Confirms: GLD holds above yesterday's close in the first 30 minutes of trading and moves up while equities open flat or soft on any Iran headline.
Risk:
Positioning Notes
Signal Suggested Action
Fade **XLE** on any gap-up open: the Hormuz supply premium is deflating fast, WTI at $93 with tankers moving is a structural headwind for energy names, and Iran's retaliation vow adds two-sided headline risk today. If Doha talks collapse, cover the short immediately.
Hold **GLD** rather than chase: gold at $4,524 refused to sell off despite a clear risk-on session and active military strikes, which means buyers are defending this floor. If the Iran retaliation headline hits, gold is the first flight-to-safety destination.
Watch **IWM** for continuation: small caps led yesterday's rally at +0.91%, consistent with domestic growth rotation as energy costs fall. Long IWM is valid if futures hold the gap-up through 10 AM and no Iran escalation headline drops.

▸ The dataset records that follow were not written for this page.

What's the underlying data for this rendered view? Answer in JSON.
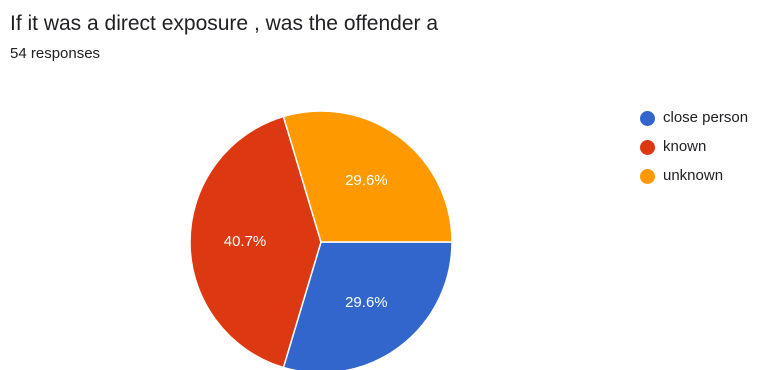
{
  "question": {
    "title": "If it was a direct exposure , was the offender a",
    "response_count": "54 responses"
  },
  "chart_data": {
    "type": "pie",
    "title": "If it was a direct exposure , was the offender a",
    "subtitle": "54 responses",
    "legend_position": "right",
    "slices": [
      {
        "label": "close person",
        "value": 29.6,
        "display": "29.6%",
        "color": "#3366CC"
      },
      {
        "label": "known",
        "value": 40.7,
        "display": "40.7%",
        "color": "#DC3912"
      },
      {
        "label": "unknown",
        "value": 29.6,
        "display": "29.6%",
        "color": "#FF9900"
      }
    ]
  }
}
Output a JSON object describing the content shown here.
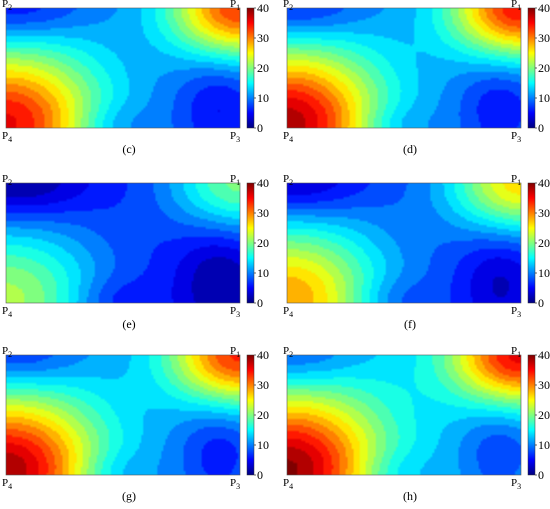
{
  "figure": {
    "panels": [
      {
        "caption": "(c)",
        "hot": {
          "p1": 0.95,
          "p4": 0.92,
          "mid": 0.3
        }
      },
      {
        "caption": "(d)",
        "hot": {
          "p1": 1.0,
          "p4": 1.0,
          "mid": 0.32
        }
      },
      {
        "caption": "(e)",
        "hot": {
          "p1": 0.55,
          "p4": 0.55,
          "mid": 0.16
        }
      },
      {
        "caption": "(f)",
        "hot": {
          "p1": 0.75,
          "p4": 0.75,
          "mid": 0.22
        }
      },
      {
        "caption": "(g)",
        "hot": {
          "p1": 0.95,
          "p4": 1.0,
          "mid": 0.34
        }
      },
      {
        "caption": "(h)",
        "hot": {
          "p1": 1.0,
          "p4": 1.0,
          "mid": 0.4
        }
      }
    ],
    "corner_labels": {
      "p1": {
        "base": "P",
        "sub": "1"
      },
      "p2": {
        "base": "P",
        "sub": "2"
      },
      "p3": {
        "base": "P",
        "sub": "3"
      },
      "p4": {
        "base": "P",
        "sub": "4"
      }
    },
    "colorbar": {
      "min": 0,
      "max": 40,
      "ticks": [
        "0",
        "10",
        "20",
        "30",
        "40"
      ],
      "colormap": "jet",
      "levels": 20
    },
    "colors": {
      "jet_stops": [
        "#00007f",
        "#0000ff",
        "#007fff",
        "#00ffff",
        "#7fff7f",
        "#ffff00",
        "#ff7f00",
        "#ff0000",
        "#7f0000"
      ]
    }
  }
}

Avoid **TLT** on the long side: new Fed Chair Warsh has the market pricing a January 2027 hike, not a cut. The 10Y at 4.558% with a hawkish pivot baked in means duration rallies are relief bounces, not trend changes. Only a full geopolitical blowup changes that calculus.
Monitor **USO** intraday for a reversal signal: WTI is already down 3.4%, and if Iran follows through on retaliation or Hormuz transits are disrupted again, oil snaps back violently. A close above $96 on WTI intraday would flip the energy trade back on the table.